Berry Petroleum and other operators in the field have encountered problems with oil seeps and eruptions that have attracted the scrutiny of California regulators. However, the company has eliminated these problems by adjusting its development plan to focus on lower-volume, shorter-duration steam injections.

Linn Energy's acquisition of Berry Petroleum was a masterstroke. In the short-term, the deal is immediately accretive to distributable cash flow and will enable the MLP to boost its quarterly payout from to $0.77 per unit from $0.725 per unit. Over the long term, Berry Petroleum's asset base offers ample opportunity for organic growth.

The Verdict

Linn Energy's agreement to acquire Berry Petroleum is a groundbreaking transaction. By using shares of the newly listed LinnCo as currency to fund the acquisition, Linn Energy LLC was able to buy Berry Petroleum without incurring any immediate tax liability. As we explained in Lessons from the Linn Energy - LinnCo Decoupling, the latter security gives institutions exposure to Linn Energy's growth story without the tax headaches and other restrictions on MLP ownership.

In a conference call to discuss the LLC's fourth quarter results, management indicated that the pipeline of potential deals remains strong and stated that the partnership could announce additional purchases before the acquisition of Berry Petroleum closes.

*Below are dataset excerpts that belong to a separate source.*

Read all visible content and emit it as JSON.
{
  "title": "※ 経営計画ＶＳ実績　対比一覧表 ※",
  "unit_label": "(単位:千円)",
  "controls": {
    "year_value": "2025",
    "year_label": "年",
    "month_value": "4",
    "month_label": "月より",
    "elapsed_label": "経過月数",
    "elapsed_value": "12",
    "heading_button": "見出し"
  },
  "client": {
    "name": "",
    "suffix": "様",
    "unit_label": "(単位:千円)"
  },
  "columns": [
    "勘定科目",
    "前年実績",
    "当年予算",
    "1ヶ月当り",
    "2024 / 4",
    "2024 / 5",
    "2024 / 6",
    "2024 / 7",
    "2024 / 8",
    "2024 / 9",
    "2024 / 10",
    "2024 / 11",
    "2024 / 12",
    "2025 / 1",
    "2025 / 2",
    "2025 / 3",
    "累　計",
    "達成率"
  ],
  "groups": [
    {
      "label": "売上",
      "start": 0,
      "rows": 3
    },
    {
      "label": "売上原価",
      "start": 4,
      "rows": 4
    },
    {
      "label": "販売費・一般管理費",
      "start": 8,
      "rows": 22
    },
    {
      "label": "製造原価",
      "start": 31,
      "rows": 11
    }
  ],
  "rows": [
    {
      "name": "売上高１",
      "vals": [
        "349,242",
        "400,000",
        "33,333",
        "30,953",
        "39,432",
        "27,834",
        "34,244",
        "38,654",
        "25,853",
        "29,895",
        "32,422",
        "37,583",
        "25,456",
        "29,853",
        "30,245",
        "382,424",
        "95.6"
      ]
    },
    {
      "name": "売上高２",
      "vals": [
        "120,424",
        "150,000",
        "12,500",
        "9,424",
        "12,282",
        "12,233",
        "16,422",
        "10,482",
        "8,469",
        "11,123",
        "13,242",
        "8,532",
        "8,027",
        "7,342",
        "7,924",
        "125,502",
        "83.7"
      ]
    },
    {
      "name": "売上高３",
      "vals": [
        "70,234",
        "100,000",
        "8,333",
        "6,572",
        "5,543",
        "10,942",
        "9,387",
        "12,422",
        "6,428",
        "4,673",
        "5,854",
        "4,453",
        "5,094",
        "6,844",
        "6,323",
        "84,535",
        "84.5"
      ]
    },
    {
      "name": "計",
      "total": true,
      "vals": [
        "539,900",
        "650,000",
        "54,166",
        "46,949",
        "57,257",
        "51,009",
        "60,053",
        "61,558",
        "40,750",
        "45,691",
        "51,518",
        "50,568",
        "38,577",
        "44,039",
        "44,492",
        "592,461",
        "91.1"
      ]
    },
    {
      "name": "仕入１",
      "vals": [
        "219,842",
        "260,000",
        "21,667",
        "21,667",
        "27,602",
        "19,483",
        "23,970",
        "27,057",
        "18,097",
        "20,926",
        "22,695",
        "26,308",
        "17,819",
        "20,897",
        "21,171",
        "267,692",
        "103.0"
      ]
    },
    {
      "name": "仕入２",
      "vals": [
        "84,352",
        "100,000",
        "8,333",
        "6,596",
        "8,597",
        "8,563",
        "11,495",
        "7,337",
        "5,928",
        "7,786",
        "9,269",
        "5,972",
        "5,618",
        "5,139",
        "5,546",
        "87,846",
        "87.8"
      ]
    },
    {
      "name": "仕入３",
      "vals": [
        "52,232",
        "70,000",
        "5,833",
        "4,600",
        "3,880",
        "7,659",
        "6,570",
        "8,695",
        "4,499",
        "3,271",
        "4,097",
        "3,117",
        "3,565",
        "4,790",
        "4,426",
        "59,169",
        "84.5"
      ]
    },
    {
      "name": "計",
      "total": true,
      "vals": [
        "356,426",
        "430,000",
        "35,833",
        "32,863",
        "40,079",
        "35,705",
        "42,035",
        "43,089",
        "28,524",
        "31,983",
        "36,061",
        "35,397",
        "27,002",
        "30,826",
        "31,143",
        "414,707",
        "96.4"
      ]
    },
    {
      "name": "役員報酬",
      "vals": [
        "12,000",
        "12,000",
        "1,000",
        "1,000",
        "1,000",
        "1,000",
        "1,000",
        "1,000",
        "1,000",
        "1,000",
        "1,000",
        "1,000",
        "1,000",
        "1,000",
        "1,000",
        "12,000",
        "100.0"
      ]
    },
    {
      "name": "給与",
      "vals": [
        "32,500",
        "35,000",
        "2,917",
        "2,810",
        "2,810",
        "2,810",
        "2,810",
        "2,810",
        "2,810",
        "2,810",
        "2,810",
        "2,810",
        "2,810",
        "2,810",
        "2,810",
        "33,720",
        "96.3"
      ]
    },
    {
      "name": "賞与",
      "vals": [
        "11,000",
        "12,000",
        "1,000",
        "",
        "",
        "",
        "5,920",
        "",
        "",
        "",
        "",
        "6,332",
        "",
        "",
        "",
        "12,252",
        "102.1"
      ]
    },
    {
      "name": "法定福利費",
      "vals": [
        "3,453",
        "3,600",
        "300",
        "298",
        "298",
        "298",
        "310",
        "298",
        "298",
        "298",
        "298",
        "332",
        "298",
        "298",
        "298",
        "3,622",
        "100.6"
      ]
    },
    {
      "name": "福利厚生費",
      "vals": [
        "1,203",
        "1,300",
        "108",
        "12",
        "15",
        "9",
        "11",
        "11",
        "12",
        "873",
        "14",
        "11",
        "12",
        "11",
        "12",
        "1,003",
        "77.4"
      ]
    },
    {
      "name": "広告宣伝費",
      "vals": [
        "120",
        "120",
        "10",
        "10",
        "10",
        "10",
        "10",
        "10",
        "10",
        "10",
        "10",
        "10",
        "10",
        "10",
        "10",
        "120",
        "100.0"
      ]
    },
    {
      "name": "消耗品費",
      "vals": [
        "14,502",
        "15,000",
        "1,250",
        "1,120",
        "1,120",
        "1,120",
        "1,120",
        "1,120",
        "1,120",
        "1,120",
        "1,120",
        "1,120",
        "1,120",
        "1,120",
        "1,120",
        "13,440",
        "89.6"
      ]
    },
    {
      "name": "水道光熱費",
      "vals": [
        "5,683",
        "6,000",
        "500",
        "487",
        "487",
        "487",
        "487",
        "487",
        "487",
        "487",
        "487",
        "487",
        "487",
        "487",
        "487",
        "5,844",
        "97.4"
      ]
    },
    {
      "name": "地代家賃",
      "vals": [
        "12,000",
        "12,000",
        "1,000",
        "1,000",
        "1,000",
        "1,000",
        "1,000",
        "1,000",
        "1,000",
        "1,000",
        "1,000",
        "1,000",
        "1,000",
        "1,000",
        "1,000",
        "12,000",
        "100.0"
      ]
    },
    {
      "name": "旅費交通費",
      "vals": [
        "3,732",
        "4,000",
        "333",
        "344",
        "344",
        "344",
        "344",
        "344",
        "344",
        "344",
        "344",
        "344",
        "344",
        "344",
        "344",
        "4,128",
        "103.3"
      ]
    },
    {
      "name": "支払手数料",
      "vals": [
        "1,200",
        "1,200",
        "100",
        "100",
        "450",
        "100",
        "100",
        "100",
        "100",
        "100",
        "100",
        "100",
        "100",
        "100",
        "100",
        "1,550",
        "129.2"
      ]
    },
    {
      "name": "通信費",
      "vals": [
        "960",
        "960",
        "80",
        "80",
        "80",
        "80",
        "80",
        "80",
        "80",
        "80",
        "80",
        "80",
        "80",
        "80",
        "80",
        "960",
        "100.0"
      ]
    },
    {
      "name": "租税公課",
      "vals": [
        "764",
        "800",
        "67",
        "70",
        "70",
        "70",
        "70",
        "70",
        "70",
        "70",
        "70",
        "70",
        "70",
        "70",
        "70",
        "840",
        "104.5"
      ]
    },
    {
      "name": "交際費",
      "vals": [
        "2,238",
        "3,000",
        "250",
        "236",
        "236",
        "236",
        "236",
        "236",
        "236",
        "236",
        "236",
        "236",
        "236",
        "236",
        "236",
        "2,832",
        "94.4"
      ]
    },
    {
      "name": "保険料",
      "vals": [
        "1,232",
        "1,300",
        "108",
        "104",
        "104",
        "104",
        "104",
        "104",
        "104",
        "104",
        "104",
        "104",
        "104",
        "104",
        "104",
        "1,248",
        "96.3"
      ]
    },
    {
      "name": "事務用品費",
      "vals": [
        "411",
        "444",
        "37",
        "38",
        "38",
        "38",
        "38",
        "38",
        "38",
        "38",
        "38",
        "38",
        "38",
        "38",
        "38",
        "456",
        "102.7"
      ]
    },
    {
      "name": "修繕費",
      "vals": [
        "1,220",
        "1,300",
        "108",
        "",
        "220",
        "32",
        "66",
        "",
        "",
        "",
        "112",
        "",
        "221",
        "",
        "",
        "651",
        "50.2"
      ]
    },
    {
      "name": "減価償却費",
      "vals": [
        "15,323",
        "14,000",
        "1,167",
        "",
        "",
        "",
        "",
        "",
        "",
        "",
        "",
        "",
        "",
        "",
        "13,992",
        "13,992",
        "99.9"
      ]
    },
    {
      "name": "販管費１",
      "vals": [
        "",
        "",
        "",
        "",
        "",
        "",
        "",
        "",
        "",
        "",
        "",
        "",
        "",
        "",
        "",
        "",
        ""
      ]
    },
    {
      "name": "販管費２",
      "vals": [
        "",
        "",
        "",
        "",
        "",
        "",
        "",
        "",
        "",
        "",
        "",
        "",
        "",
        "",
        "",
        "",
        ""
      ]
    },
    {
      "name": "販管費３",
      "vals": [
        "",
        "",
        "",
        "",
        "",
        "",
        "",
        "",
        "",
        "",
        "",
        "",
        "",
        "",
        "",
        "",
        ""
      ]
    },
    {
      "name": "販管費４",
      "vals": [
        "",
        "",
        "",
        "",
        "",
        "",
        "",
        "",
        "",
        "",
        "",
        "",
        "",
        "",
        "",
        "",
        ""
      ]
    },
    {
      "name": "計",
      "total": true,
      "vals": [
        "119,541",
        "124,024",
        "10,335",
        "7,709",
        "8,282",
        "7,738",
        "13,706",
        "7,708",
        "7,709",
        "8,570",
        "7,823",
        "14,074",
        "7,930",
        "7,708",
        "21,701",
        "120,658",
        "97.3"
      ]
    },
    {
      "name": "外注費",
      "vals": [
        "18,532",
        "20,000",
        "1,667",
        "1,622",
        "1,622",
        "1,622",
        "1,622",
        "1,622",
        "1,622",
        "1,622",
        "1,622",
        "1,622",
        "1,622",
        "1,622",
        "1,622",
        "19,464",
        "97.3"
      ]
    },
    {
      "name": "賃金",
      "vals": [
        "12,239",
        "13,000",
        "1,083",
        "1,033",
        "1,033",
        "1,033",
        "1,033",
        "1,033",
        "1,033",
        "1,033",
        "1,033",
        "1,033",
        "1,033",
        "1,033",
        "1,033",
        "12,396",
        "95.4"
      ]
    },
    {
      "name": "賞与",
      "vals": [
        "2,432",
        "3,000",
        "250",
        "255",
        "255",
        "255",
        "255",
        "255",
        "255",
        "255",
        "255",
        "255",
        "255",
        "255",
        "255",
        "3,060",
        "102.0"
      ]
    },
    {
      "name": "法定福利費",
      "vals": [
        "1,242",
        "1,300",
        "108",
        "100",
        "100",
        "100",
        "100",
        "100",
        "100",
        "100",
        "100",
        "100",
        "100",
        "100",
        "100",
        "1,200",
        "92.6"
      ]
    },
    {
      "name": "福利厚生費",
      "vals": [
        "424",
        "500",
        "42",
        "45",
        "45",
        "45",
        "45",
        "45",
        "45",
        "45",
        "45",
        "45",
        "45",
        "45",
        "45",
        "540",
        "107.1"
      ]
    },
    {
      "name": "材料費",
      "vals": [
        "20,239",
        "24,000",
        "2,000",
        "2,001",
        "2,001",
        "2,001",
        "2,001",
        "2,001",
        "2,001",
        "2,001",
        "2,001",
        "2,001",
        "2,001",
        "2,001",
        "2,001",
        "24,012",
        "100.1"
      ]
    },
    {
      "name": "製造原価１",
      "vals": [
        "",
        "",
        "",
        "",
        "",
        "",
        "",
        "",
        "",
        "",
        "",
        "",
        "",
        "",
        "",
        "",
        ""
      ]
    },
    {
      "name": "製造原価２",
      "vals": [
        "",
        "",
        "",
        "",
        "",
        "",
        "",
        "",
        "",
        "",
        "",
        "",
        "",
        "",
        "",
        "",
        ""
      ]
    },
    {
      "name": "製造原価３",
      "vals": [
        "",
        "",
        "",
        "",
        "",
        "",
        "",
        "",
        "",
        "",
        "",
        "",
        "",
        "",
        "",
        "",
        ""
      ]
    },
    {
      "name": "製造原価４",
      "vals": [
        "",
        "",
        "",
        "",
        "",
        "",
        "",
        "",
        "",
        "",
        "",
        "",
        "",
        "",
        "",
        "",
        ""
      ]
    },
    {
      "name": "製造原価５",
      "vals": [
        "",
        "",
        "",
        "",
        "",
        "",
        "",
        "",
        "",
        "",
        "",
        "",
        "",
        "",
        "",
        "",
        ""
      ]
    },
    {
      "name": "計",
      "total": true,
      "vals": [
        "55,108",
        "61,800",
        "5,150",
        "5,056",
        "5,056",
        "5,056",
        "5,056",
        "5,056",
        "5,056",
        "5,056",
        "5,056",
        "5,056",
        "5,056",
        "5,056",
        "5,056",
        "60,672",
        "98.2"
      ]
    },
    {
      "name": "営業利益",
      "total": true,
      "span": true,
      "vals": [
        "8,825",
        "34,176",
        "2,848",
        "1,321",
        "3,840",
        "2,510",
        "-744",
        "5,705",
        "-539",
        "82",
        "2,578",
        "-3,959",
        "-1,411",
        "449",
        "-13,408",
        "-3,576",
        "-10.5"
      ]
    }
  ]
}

In fact, this blockbuster acquisition may make it easier for Linn Energy to pursue other deals; the all-stock purchase of Berry Petroleum improves the partnership's ratio of debt-to-earnings before interest, taxes, depreciation and amortization (EBITDA) - one of the metrics that determines a firm's credit risk. In fact, Standard & Poor's on Feb. 22 put Linn Energy on "CreditWatch Positive," while Moody's revised the firm's credit outlook to "developing" from "negative." Don't be surprised if both agencies raise the MLP's credit rating later this year.

Linn Energy also disclosed plans to transition to a monthly distribution schedule, a move that should prove popular with income investors. In light of its recently announced agreement to acquire Berry Petroleum and outlook for distribution growth, Linn Energy LLC rates a strong buy.

Disclosure: I am long LINE. I wrote this article myself, and it expresses my own opinions. I am not receiving compensation for it (other than from Seeking Alpha). I have no business relationship with any company whose stock is mentioned in this article.